On Wed, 2013-10-09 at 16:55 -0400, Steve Waterbury wrote:
> Sarvi,
> 
> Kees knows *way* more about this than I do -- I am only a user --
> and I see that he's answered your questions about what the
> stuff in the pyjs subdirs is and the roles of pyjampiler,
> pyjscompile, and pyjsbuild are.  I have provided some more
> data based on my experience using pyjs, below ...
> 
> On 10/09/2013 04:16 PM, Sarvi Shanmugham wrote:
> > Thanks for the pointer. I had gone through that doc a couple of times
> > and still had some questions and hence i asked.
> >
> > 1. sand boxing
> >     I use virtualenv for sandboxing and has worked great. infact when
> > experimenting with making this work with pip,
> > thats what I am doing trying to make install work into a virtualenv
> > sandboxed python installation. So I suspect I can make this work
> > with virtualenv
> 
> There is no need for sandboxing if you are running pyjsbuild
> on the python code you write for translation to javascript -- the
> python code you write will never be run by a python interpreter,
> so it should never be in any system.path.
> 
> > 2. pyjamas libraries and its replacements for sys and time and stuff.
> >     If this gets installed to override the standard libraries it will be
> > a problem. But from what I can tell, these can be installed
> > as pyjs.stdlib.sys/time/etc and when the compile/build script could
> > still do their little path magic to work with such an install.
> > Atleast thats what I am thinking of doing. Would love to know if this
> > has been tried or if there are any pitfalls I should be aware off.
> 
> Again, it makes no sense to install *any* pyjamas libraries -- they are
> not intended to be run in a python interpreter.  All the "path magic"
> is done when bootstrap.py creates 'pyjsbuild' -- after that, all you do
> is run pyjsbuild whenever you change something in your app and it
> re-generates the javascript for the app.
> 
> > 3. I see pyjs/pyjs/setup.py but I can't seem to get it to work and is
> > not documented in INSTALL.txt I only see bootstrap.py
> > approaches described.
> 
> To be honest, I have no idea what that setup.py is for --
> I have used pyjs for almost 3 years now and have created
> several applications, never having touched that setup.py.
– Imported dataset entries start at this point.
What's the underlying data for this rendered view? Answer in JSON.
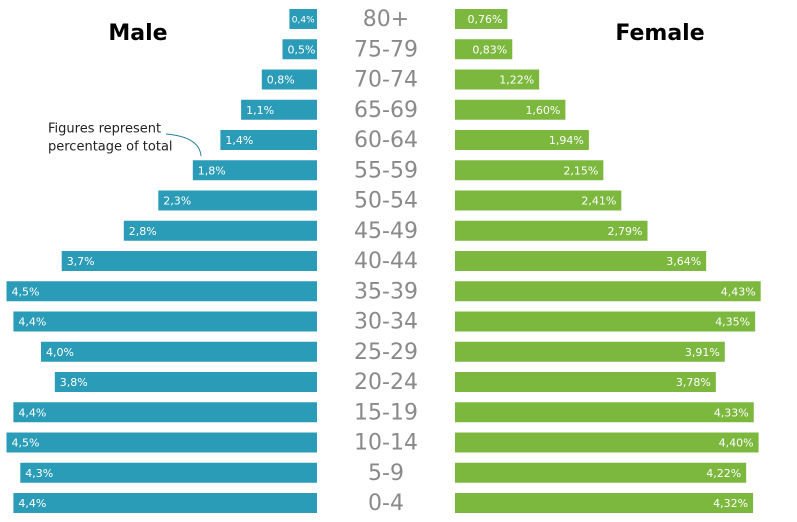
{
  "chart_data": {
    "type": "pyramid",
    "categories": [
      "80+",
      "75-79",
      "70-74",
      "65-69",
      "60-64",
      "55-59",
      "50-54",
      "45-49",
      "40-44",
      "35-39",
      "30-34",
      "25-29",
      "20-24",
      "15-19",
      "10-14",
      "5-9",
      "0-4"
    ],
    "series": [
      {
        "name": "Male",
        "color": "#2b9cb8",
        "values": [
          0.4,
          0.5,
          0.8,
          1.1,
          1.4,
          1.8,
          2.3,
          2.8,
          3.7,
          4.5,
          4.4,
          4.0,
          3.8,
          4.4,
          4.5,
          4.3,
          4.4
        ],
        "value_labels": [
          "0,4%",
          "0,5%",
          "0,8%",
          "1,1%",
          "1,4%",
          "1,8%",
          "2,3%",
          "2,8%",
          "3,7%",
          "4,5%",
          "4,4%",
          "4,0%",
          "3,8%",
          "4,4%",
          "4,5%",
          "4,3%",
          "4,4%"
        ]
      },
      {
        "name": "Female",
        "color": "#7cb83e",
        "values": [
          0.76,
          0.83,
          1.22,
          1.6,
          1.94,
          2.15,
          2.41,
          2.79,
          3.64,
          4.43,
          4.35,
          3.91,
          3.78,
          4.33,
          4.4,
          4.22,
          4.32
        ],
        "value_labels": [
          "0,76%",
          "0,83%",
          "1,22%",
          "1,60%",
          "1,94%",
          "2,15%",
          "2,41%",
          "2,79%",
          "3,64%",
          "4,43%",
          "4,35%",
          "3,91%",
          "3,78%",
          "4,33%",
          "4,40%",
          "4,22%",
          "4,32%"
        ]
      }
    ],
    "annotation": [
      "Figures represent",
      "percentage of total"
    ]
  }
}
I hadn't noticed it. It has been there for a long time, but is never
really used. Forget about this file.

> 
> > 4. I see this setup.py has entry points for sm and translate. i.e. it
> > will install commands called sm and translate into /usr/bin
> > Can't seem to figure out what their purpose would or if they should be
> > eliminated or ignored.
> 
> Maybe one of the developers can explain -- I have no idea.

I _think_ spidermonkey is not used anymore (in general). The pysm could
probably go to a legacy/ directory (same for pygtkweb).

> 
> > 5. I've tried both pyjscompile, which seems to be for a single file and
> > pyjsbuild for a whole suite of files. But not sure what pyjampiler is?
> 
> (Kees explained this.)
> I have only used pyjsbuild and contrib/pyjscompressor, which calls
> google's javascript "compiler" to compress the pyjs-generated
> javascript.  It works great -- gets around 50% compression.

The pyjampiler comes from someone who wanted to have pyjs without the
gwt stuff. It has its own boilerplate and should build stripped down
code (no library initiation afaik). I've never used it.
 
> 
> > 6. Not sure what the role of pgen/ and library/ directories are. Are
> > they part of the compiler or are they part of the widget library.
> >
> > 7. The last thing I am trying to do is to see how I can translate a
> > simple helloworld.py program into java script and run using the V8
> > command line interpreter.
> > Can't seem to figure out if I should use pyjampiler, pyjscompile or
> > pyjsbuild. I've tried them they seem to generating incomplete code as is
> > the case of
> > pyjscompile or too much more code relating to windows and stuff if I
> > used pyjsbuild. Has any one tried compiling a simple helloworld.py
> > program, translated
> > it into simple javascript and run it inside V8 interpreter as opposed to
> > the browser?
> 
> I have never done that.  As I say, I have always used pyjsbuild.  Its
> output directory contains an html file named for the "main" module of
> your app, which creates an iframe into which the results of the
> "app.onModuleLoad()" call goes.  I don't know how to run the generated
> javascript in the V8 interpreter but I would be interested in knowing,
> if you get that to work.
> 
Have a look at examples/libtest/pyv8test.sh That shows how the pyv8
should be invoked. You might have to use pyjsbuild first, but that could
just be a procedure that's stuck in my mind.